Improved Activation Clipping for Universal Backdoor Mitigation and Test-Time Detection
This work addresses backdoor vulnerabilities in neural networks, offering a post-training mitigation and detection method that is incremental but effective for security applications.
The paper tackles the problem of backdoor attacks in deep neural networks by proposing an improved activation clipping method that limits classification margins, achieving superior performance on CIFAR-10 image classification with strong robustness against adaptive attacks and across datasets.

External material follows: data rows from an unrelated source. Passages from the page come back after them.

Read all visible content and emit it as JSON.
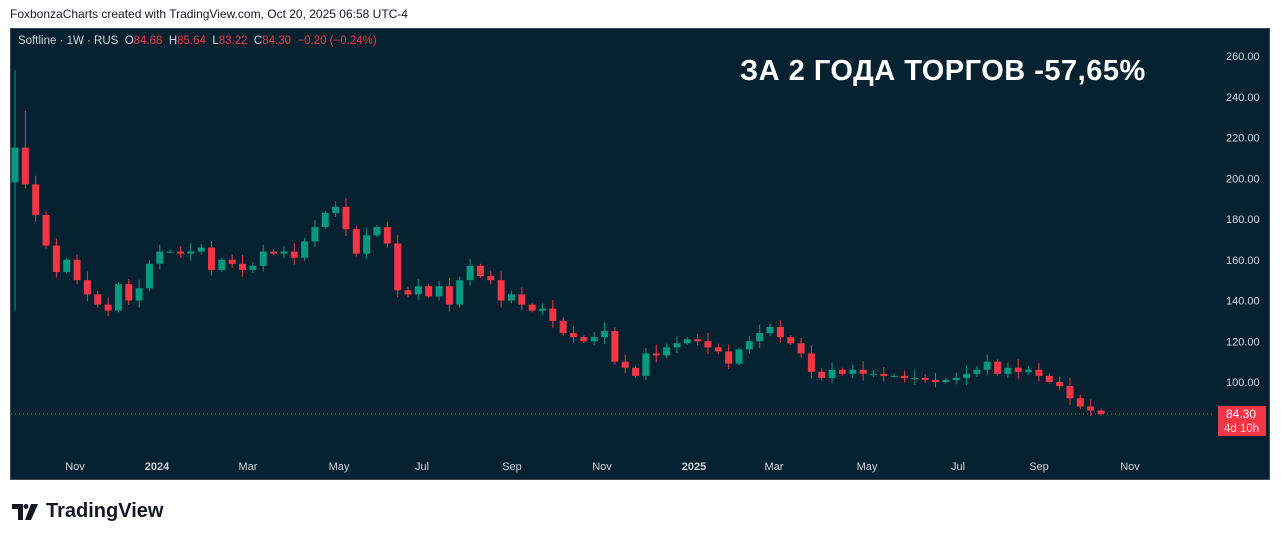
{
  "credit": "FoxbonzaCharts created with TradingView.com, Oct 20, 2025 06:58 UTC-4",
  "legend": {
    "symbol": "Softline · 1W · RUS",
    "o_label": "O",
    "o": "84.68",
    "h_label": "H",
    "h": "85.64",
    "l_label": "L",
    "l": "83.22",
    "c_label": "C",
    "c": "84.30",
    "change": "−0.20 (−0.24%)"
  },
  "headline": "ЗА 2 ГОДА ТОРГОВ -57,65%",
  "price_tag": {
    "price": "84.30",
    "countdown": "4d 10h"
  },
  "logo_text": "TradingView",
  "colors": {
    "up": "#089981",
    "down": "#f23645",
    "bg": "#062230"
  },
  "chart_data": {
    "type": "candlestick",
    "title": "Softline · 1W · RUS",
    "ylim": [
      78,
      268
    ],
    "y_ticks": [
      "100.00",
      "120.00",
      "140.00",
      "160.00",
      "180.00",
      "200.00",
      "220.00",
      "240.00",
      "260.00"
    ],
    "x_ticks": [
      "Nov",
      "2024",
      "Mar",
      "May",
      "Jul",
      "Sep",
      "Nov",
      "2025",
      "Mar",
      "May",
      "Jul",
      "Sep",
      "Nov"
    ],
    "first_open": 198,
    "closes": [
      215,
      197,
      182,
      167,
      154,
      160,
      150,
      143,
      138,
      135,
      148,
      140,
      146,
      158,
      164,
      164,
      163,
      164,
      166,
      155,
      160,
      158,
      155,
      157,
      164,
      163,
      164,
      161,
      169,
      176,
      183,
      186,
      175,
      163,
      172,
      176,
      168,
      145,
      143,
      147,
      142,
      147,
      138,
      150,
      157,
      152,
      150,
      140,
      143,
      138,
      135,
      136,
      130,
      124,
      122,
      120,
      122,
      125,
      110,
      107,
      103,
      114,
      113,
      117,
      119,
      121,
      120,
      117,
      115,
      109,
      116,
      120,
      124,
      127,
      122,
      119,
      114,
      105,
      102,
      106,
      104,
      106,
      104,
      104,
      103,
      103,
      102,
      102,
      101,
      100,
      101,
      102,
      104,
      106,
      110,
      104,
      107,
      105,
      106,
      103,
      100,
      98,
      92,
      88,
      86,
      84.3
    ],
    "last_price": 84.3
  }
}
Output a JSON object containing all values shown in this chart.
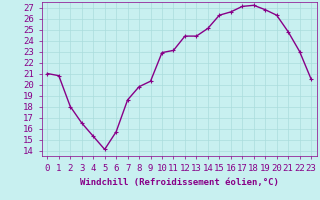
{
  "x": [
    0,
    1,
    2,
    3,
    4,
    5,
    6,
    7,
    8,
    9,
    10,
    11,
    12,
    13,
    14,
    15,
    16,
    17,
    18,
    19,
    20,
    21,
    22,
    23
  ],
  "y": [
    21.0,
    20.8,
    18.0,
    16.5,
    15.3,
    14.1,
    15.7,
    18.6,
    19.8,
    20.3,
    22.9,
    23.1,
    24.4,
    24.4,
    25.1,
    26.3,
    26.6,
    27.1,
    27.2,
    26.8,
    26.3,
    24.8,
    23.0,
    20.5
  ],
  "line_color": "#880088",
  "marker": "+",
  "bg_color": "#c8f0f0",
  "grid_color": "#aadddd",
  "ylabel_ticks": [
    14,
    15,
    16,
    17,
    18,
    19,
    20,
    21,
    22,
    23,
    24,
    25,
    26,
    27
  ],
  "xlim": [
    -0.5,
    23.5
  ],
  "ylim": [
    13.5,
    27.5
  ],
  "xlabel": "Windchill (Refroidissement éolien,°C)",
  "xlabel_fontsize": 6.5,
  "tick_fontsize": 6.5,
  "marker_size": 3,
  "line_width": 1.0
}
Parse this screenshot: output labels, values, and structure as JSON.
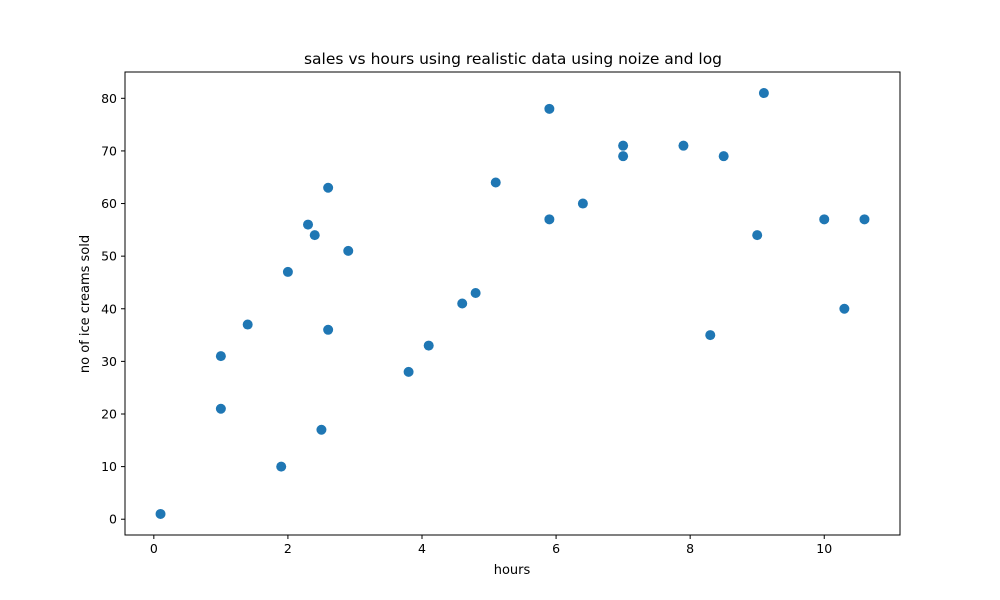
{
  "chart_data": {
    "type": "scatter",
    "title": "sales vs hours using realistic data using noize and log",
    "xlabel": "hours",
    "ylabel": "no of ice creams sold",
    "xlim": [
      -0.43,
      11.13
    ],
    "ylim": [
      -3,
      85
    ],
    "xticks": [
      0,
      2,
      4,
      6,
      8,
      10
    ],
    "yticks": [
      0,
      10,
      20,
      30,
      40,
      50,
      60,
      70,
      80
    ],
    "grid": false,
    "marker_color": "#1f77b4",
    "points": [
      {
        "x": 0.1,
        "y": 1
      },
      {
        "x": 1.0,
        "y": 31
      },
      {
        "x": 1.0,
        "y": 21
      },
      {
        "x": 1.4,
        "y": 37
      },
      {
        "x": 1.9,
        "y": 10
      },
      {
        "x": 2.0,
        "y": 47
      },
      {
        "x": 2.3,
        "y": 56
      },
      {
        "x": 2.4,
        "y": 54
      },
      {
        "x": 2.5,
        "y": 17
      },
      {
        "x": 2.6,
        "y": 63
      },
      {
        "x": 2.6,
        "y": 36
      },
      {
        "x": 2.9,
        "y": 51
      },
      {
        "x": 3.8,
        "y": 28
      },
      {
        "x": 4.1,
        "y": 33
      },
      {
        "x": 4.6,
        "y": 41
      },
      {
        "x": 4.8,
        "y": 43
      },
      {
        "x": 5.1,
        "y": 64
      },
      {
        "x": 5.9,
        "y": 78
      },
      {
        "x": 5.9,
        "y": 57
      },
      {
        "x": 6.4,
        "y": 60
      },
      {
        "x": 7.0,
        "y": 71
      },
      {
        "x": 7.0,
        "y": 69
      },
      {
        "x": 7.9,
        "y": 71
      },
      {
        "x": 8.3,
        "y": 35
      },
      {
        "x": 8.5,
        "y": 69
      },
      {
        "x": 9.0,
        "y": 54
      },
      {
        "x": 9.1,
        "y": 81
      },
      {
        "x": 10.0,
        "y": 57
      },
      {
        "x": 10.3,
        "y": 40
      },
      {
        "x": 10.6,
        "y": 57
      }
    ]
  }
}
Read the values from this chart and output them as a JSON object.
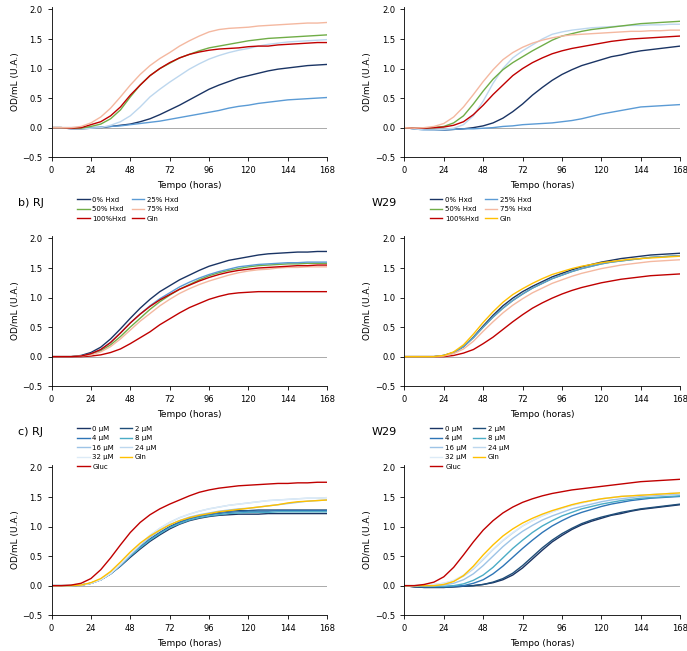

Deep neural networks are vulnerable to backdoor attacks (Trojans), where an attacker poisons the training set with backdoor triggers so that the neural network learns to classify test-time triggers to the attacker's designated target class. Recent work shows that backdoor poisoning induces over-fitting (abnormally large activations) in the attacked model, which motivates a general, post-training clipping method for backdoor mitigation, i.e., with bounds on internal-layer activations learned using a small set of clean samples. We devise a new such approach, choosing the activation bounds to explicitly limit classification margins. This method gives superior performance against peer methods for CIFAR-10 image classification. We also show that this method has strong robustness against adaptive attacks, X2X attacks, and on different datasets. Finally, we demonstrate a method extension for test-time detection and correction based on the output differences between the original and activation-bounded networks. The code of our method is online available.